So, earlier this year, I decided to go back to college full time and I knocked it out of the park with making the Dean’s List, an invitation to the Honor’s College and Honor Society and a perfect 4.0. I’m damn proud if I do say so myself. Repeated the same grades again this Fall. It feels wonderful to be really close to my first degree and finishing up the last 13 credits over the next year. I’m also very grateful for the support I had. It was crazy taking all the classes online and during a compressed semester. I learned a lot and really enjoyed the classes, but goodness I think I wrote like 26 papers throughout it all.
Then, everything changed this past September when I was proposed to in the middle of the Atlantic Ocean and said yes. I never thought I would actually move in this direction again. I had a few (awful) false starts over the past several years that I wouldn’t wish on an enemy, but here I am, happy and ready to settle down. Well, we’re already settled, but making it official in the near-ish future.
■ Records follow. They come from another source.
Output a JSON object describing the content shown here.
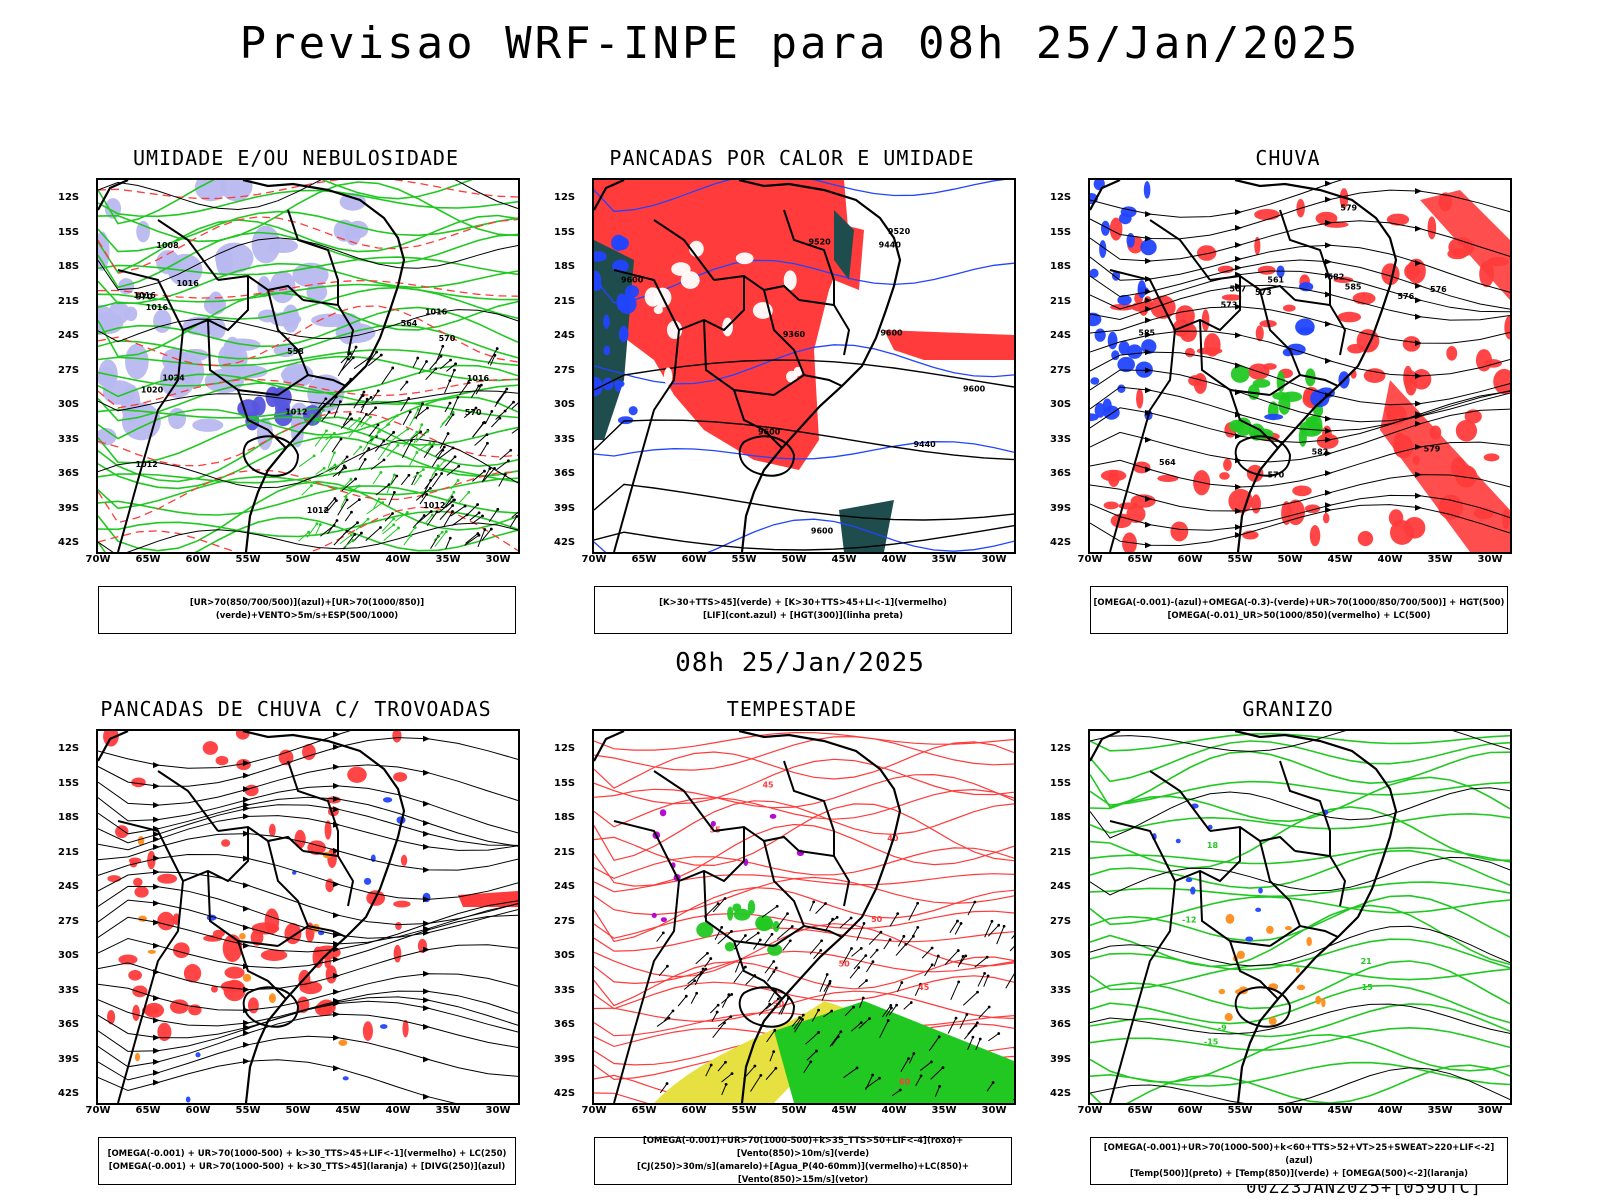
{
  "title": "Previsao WRF-INPE  para 08h 25/Jan/2025",
  "subtitle": "08h 25/Jan/2025",
  "footer": "00Z23JAN2025+[059UTC]",
  "axis": {
    "lat_labels": [
      "12S",
      "15S",
      "18S",
      "21S",
      "24S",
      "27S",
      "30S",
      "33S",
      "36S",
      "39S",
      "42S"
    ],
    "lon_labels": [
      "70W",
      "65W",
      "60W",
      "55W",
      "50W",
      "45W",
      "40W",
      "35W",
      "30W"
    ]
  },
  "colors": {
    "red": "#ff3b3b",
    "green": "#22c822",
    "blue": "#2244ff",
    "lavender": "#b8b8f0",
    "yellow": "#e6e040",
    "orange": "#ff8c1a",
    "teal": "#1f4d4d",
    "purple": "#b000d0"
  },
  "panels": [
    {
      "id": "umidade",
      "title": "UMIDADE E/OU NEBULOSIDADE",
      "legend": [
        "[UR>70(850/700/500)](azul)+[UR>70(1000/850)](verde)+VENTO>5m/s+ESP(500/1000)"
      ],
      "labels": [
        "1016",
        "1016",
        "1012",
        "1012",
        "1012",
        "1024",
        "1020",
        "1016",
        "1012",
        "1008",
        "1016",
        "1016",
        "570",
        "570",
        "570",
        "564",
        "558"
      ]
    },
    {
      "id": "pancadas-calor",
      "title": "PANCADAS POR CALOR E UMIDADE",
      "legend": [
        "[K>30+TTS>45](verde) + [K>30+TTS>45+LI<-1](vermelho)",
        "[LIF](cont.azul) + [HGT(300)](linha preta)"
      ],
      "labels": [
        "9600",
        "9600",
        "9600",
        "9600",
        "9600",
        "9520",
        "9520",
        "9440",
        "9440",
        "9360"
      ]
    },
    {
      "id": "chuva",
      "title": "CHUVA",
      "legend": [
        "[OMEGA(-0.001)-(azul)+OMEGA(-0.3)-(verde)+UR>70(1000/850/700/500)] + HGT(500)",
        "[OMEGA(-0.01)_UR>50(1000/850)(vermelho) + LC(500)"
      ],
      "labels": [
        "585",
        "585",
        "582",
        "582",
        "579",
        "579",
        "576",
        "576",
        "573",
        "573",
        "570",
        "567",
        "564",
        "561"
      ]
    },
    {
      "id": "pancadas-trovoadas",
      "title": "PANCADAS DE CHUVA C/ TROVOADAS",
      "legend": [
        "[OMEGA(-0.001) + UR>70(1000-500) + k>30_TTS>45+LIF<-1](vermelho) + LC(250)",
        "[OMEGA(-0.001) + UR>70(1000-500) + k>30_TTS>45](laranja) + [DIVG(250)](azul)"
      ],
      "labels": []
    },
    {
      "id": "tempestade",
      "title": "TEMPESTADE",
      "legend": [
        "[OMEGA(-0.001)+UR>70(1000-500)+k>35_TTS>50+LIF<-4](roxo)+[Vento(850)>10m/s](verde)",
        "[CJ(250)>30m/s](amarelo)+[Agua_P(40-60mm)](vermelho)+LC(850)+[Vento(850)>15m/s](vetor)"
      ],
      "labels": [
        "40",
        "45",
        "50",
        "50",
        "45",
        "50",
        "55",
        "60"
      ]
    },
    {
      "id": "granizo",
      "title": "GRANIZO",
      "legend": [
        "[OMEGA(-0.001)+UR>70(1000-500)+k<60+TTS>52+VT>25+SWEAT>220+LIF<-2](azul)",
        "[Temp(500)](preto) + [Temp(850)](verde) + [OMEGA(500)<-2](laranja)"
      ],
      "labels": [
        "-15",
        "-12",
        "-9",
        "15",
        "18",
        "21"
      ]
    }
  ]
}
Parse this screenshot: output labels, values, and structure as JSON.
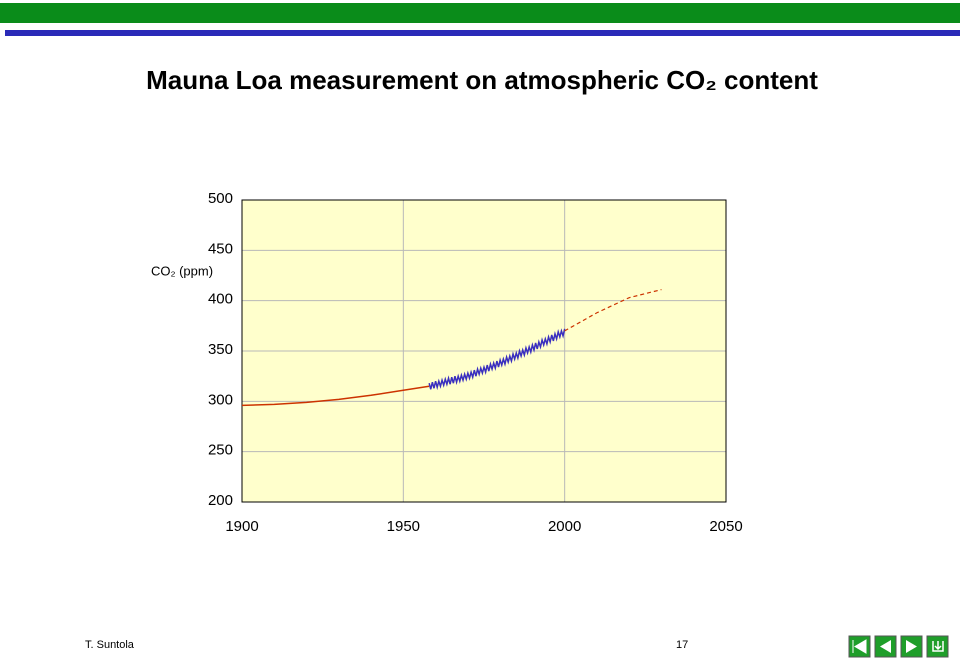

I’m a firm believer in the above statement. There are so many things that had to happen, both bad and good, to get to that moment on that ship when he put that ring on my finger. Worlds collided, almost came apart and back together again and here we are. It’s a good path, a solid path and one that I can be proud of. I think that for so long, I existed in a stagnation that was palpable and deliberate. However, once I decided to move away from that droning, “Groundhog Day” like existence, it was for the greater good. Sure, it was trying, tumultuous and exhilarating, but…
I can pretty much say with all assurance that it will not be a huge, grand affair. We’ve both been down that road before, unsuccessfully (obviously). However, it feels right and there are so many things that I never thought I would do again. I never thought I’d go back to college full-time and here I am. I never thought I would be searching for a full-time job again and think about giving up my freelance writing (I still might not lol). Planning a wedding wasn’t something I thought of either, but well, here I am.
I used to be pretty afraid of change. So many times I’d faced it, it seems I would get burned or make a brash decision that didn’t make sense afterwards. I guess sometimes you need to take chances and follow your instincts. I’m really glad I did.